I was honestly surprised, though, to find that so many people were angry about the paywall implementation. But frankly, I was more surprised Pitchfork didn’t make the decision when they were acquired by Condé Nast. And though I get the exhaustion surrounding subscription fees, I don’t know how else publications like Pitchfork can continue to operate in a substantial, effective way without paywalls for their work.
To understand why this is happening you have to recognize how difficult it is for smaller news organizations to stay alive at this moment in time. Ad money has all but dried up for websites like Pitchfork, and the new go-to model for profitability has slowly become a burden on the consumer — in other words, paywalls.
And while some opinions online remain free — cough cough, this one — if we want critics to stay around, publications need to find a way to stay profitable. And this is looking like one of the only options.
With the way things are going, we’ll be lucky if spaces for professional critics still exist at the end of the decade. And while some might not want to acknowledge it, the work of a professional critic — someone who has actually spent the time necessary to know a piece of art — is essential. You’d be surprised how often a larger cultural conversation stems from a single review.

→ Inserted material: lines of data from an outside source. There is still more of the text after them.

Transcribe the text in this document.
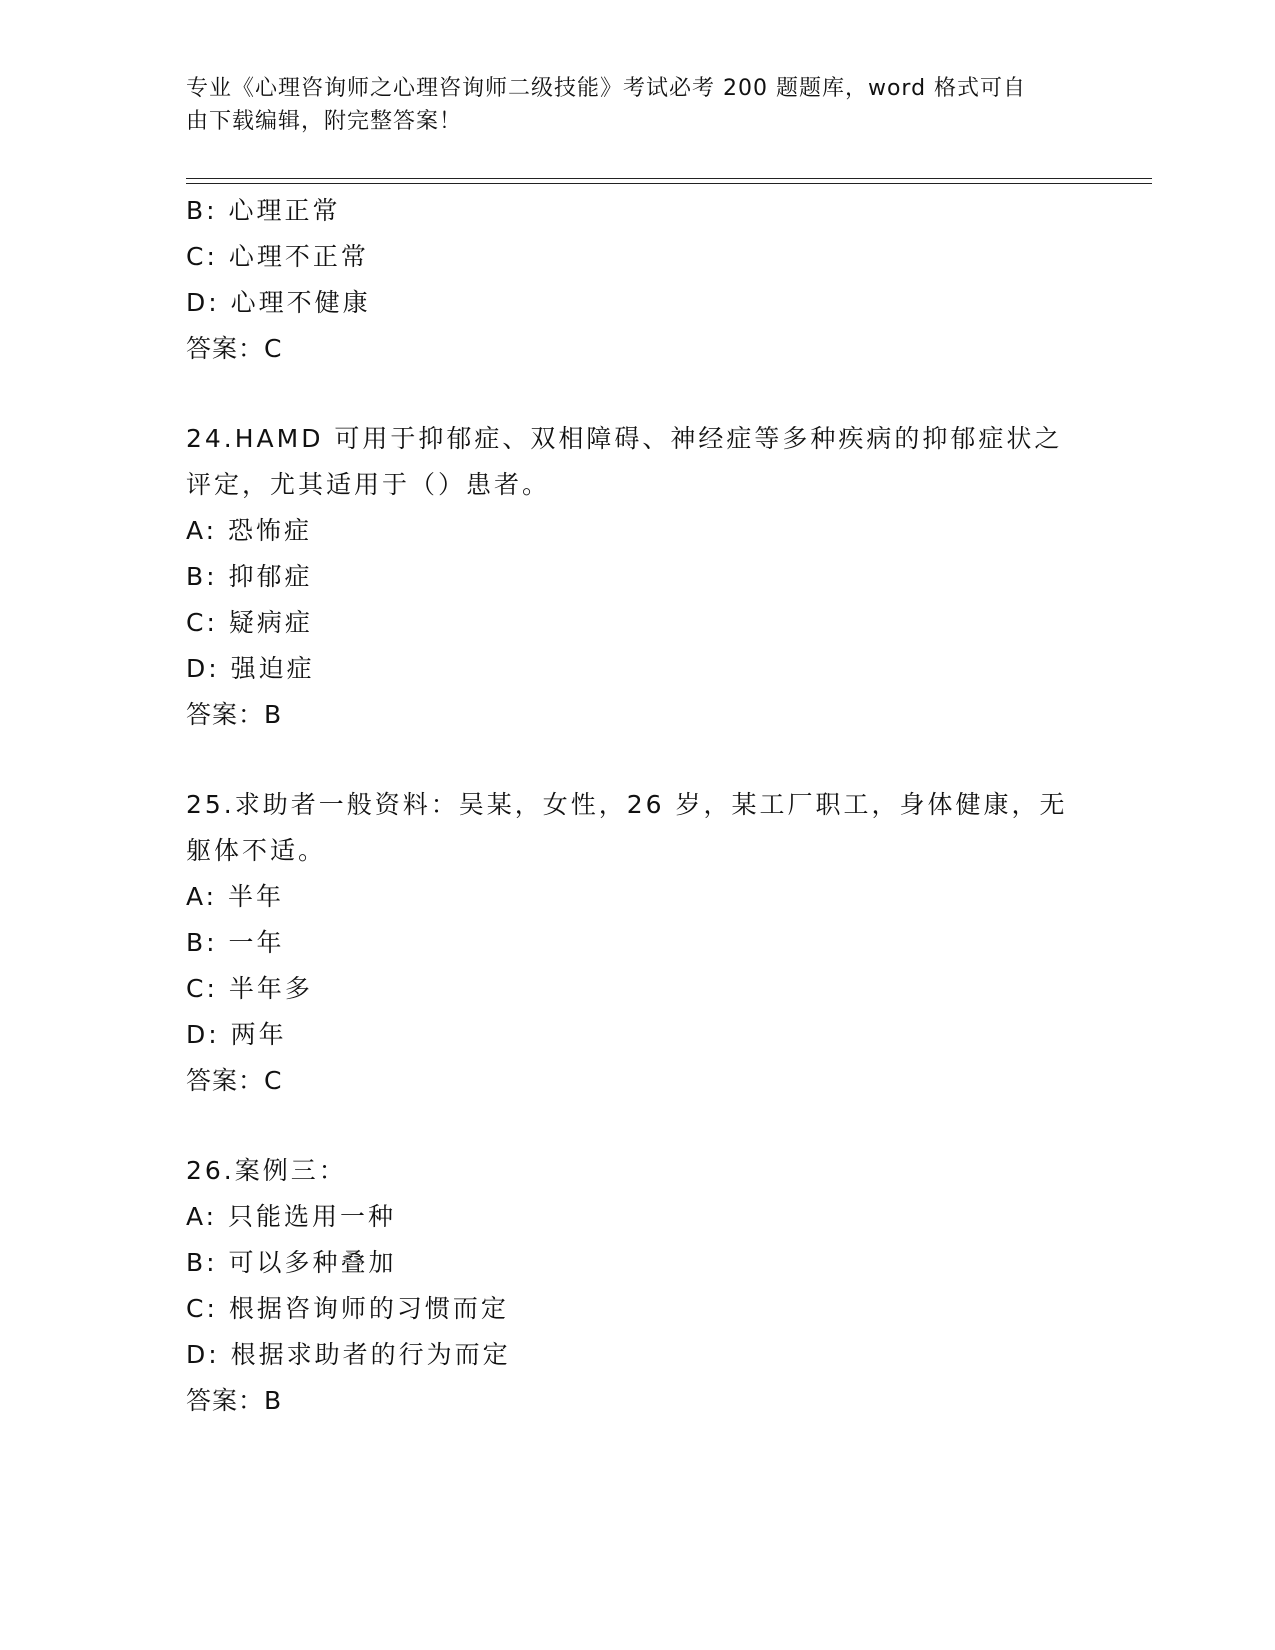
专业《心理咨询师之心理咨询师二级技能》考试必考 200 题题库，word 格式可自
由下载编辑，附完整答案！
B: 心理正常
C: 心理不正常
D: 心理不健康
答案：C
24.HAMD 可用于抑郁症、双相障碍、神经症等多种疾病的抑郁症状之评定，尤其适用于（）患者。
A: 恐怖症
B: 抑郁症
C: 疑病症
D: 强迫症
答案：B
25.求助者一般资料：吴某，女性，26 岁，某工厂职工，身体健康，无躯体不适。
A: 半年
B: 一年
C: 半年多
D: 两年
答案：C
26.案例三：
A: 只能选用一种
B: 可以多种叠加
C: 根据咨询师的习惯而定
D: 根据求助者的行为而定
答案：B
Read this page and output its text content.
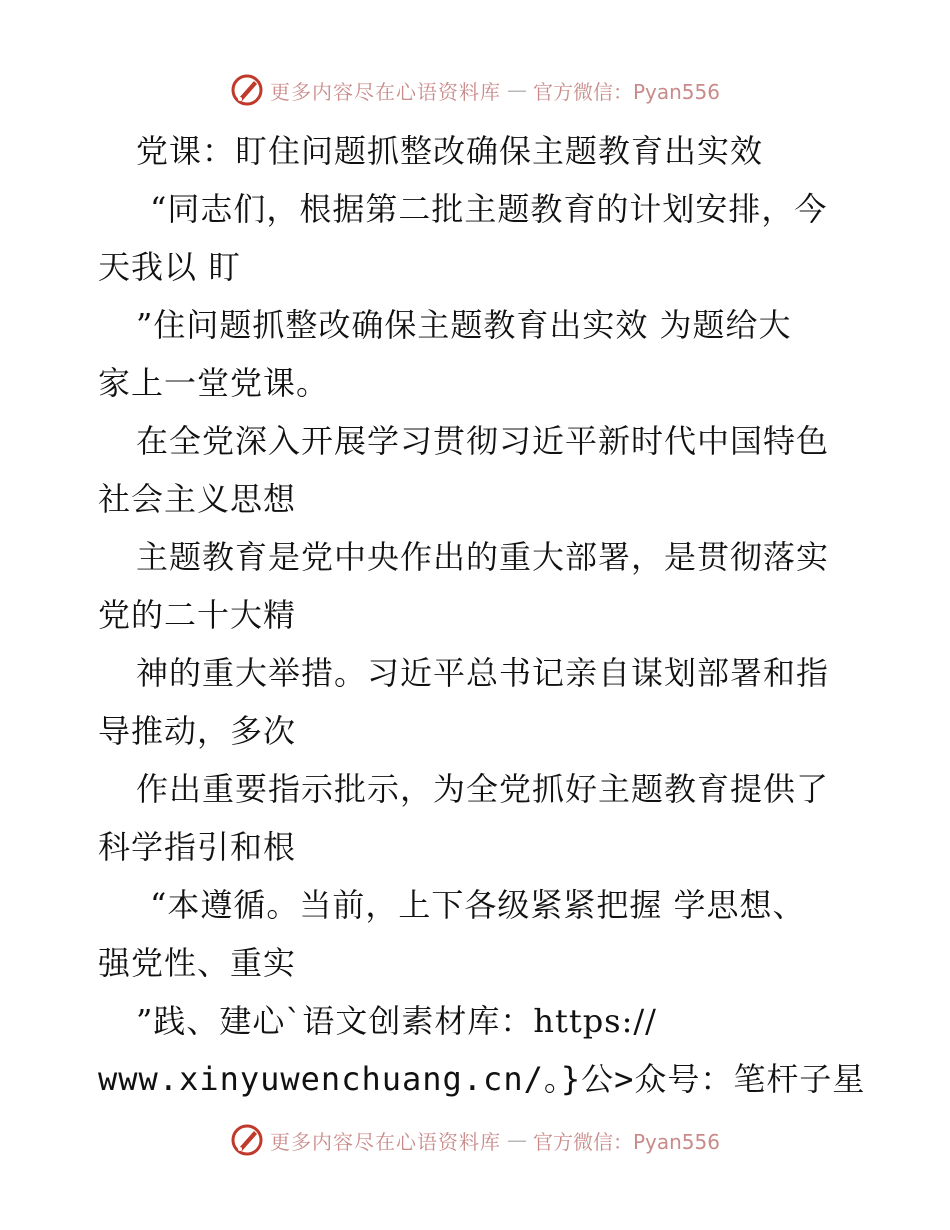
更多内容尽在心语资料库 — 官方微信：Pyan556
党课：盯住问题抓整改确保主题教育出实效
“同志们，根据第二批主题教育的计划安排，今
天我以 盯
”住问题抓整改确保主题教育出实效 为题给大
家上一堂党课。
在全党深入开展学习贯彻习近平新时代中国特色
社会主义思想
主题教育是党中央作出的重大部署，是贯彻落实
党的二十大精
神的重大举措。习近平总书记亲自谋划部署和指
导推动，多次
作出重要指示批示，为全党抓好主题教育提供了
科学指引和根
“本遵循。当前，上下各级紧紧把握 学思想、
强党性、重实
”践、建心`语文创素材库：https://
www.xinyuwenchuang.cn/。}公>众号：笔杆子星
更多内容尽在心语资料库 — 官方微信：Pyan556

Although I don’t like the reader score implementation — if I cared what the reader thought, I could literally find it anywhere else on social media — these writers deserve to be paid for their work. Social media platforms have made the current landscape totally unsustainable for professional writers. But if we believe in them, we have the moral obligation to support them however we can.
I’ve found so much music through Pitchfork’s writers. It feels right to support them in this next stage of their publication’s lifespan, because their work means something to me. I get it if other people don’t feel the same. But if we don’t want a future with more subscription fees, or a future without professional critics, there has to be some sustainable method that reconciles these opposing desires.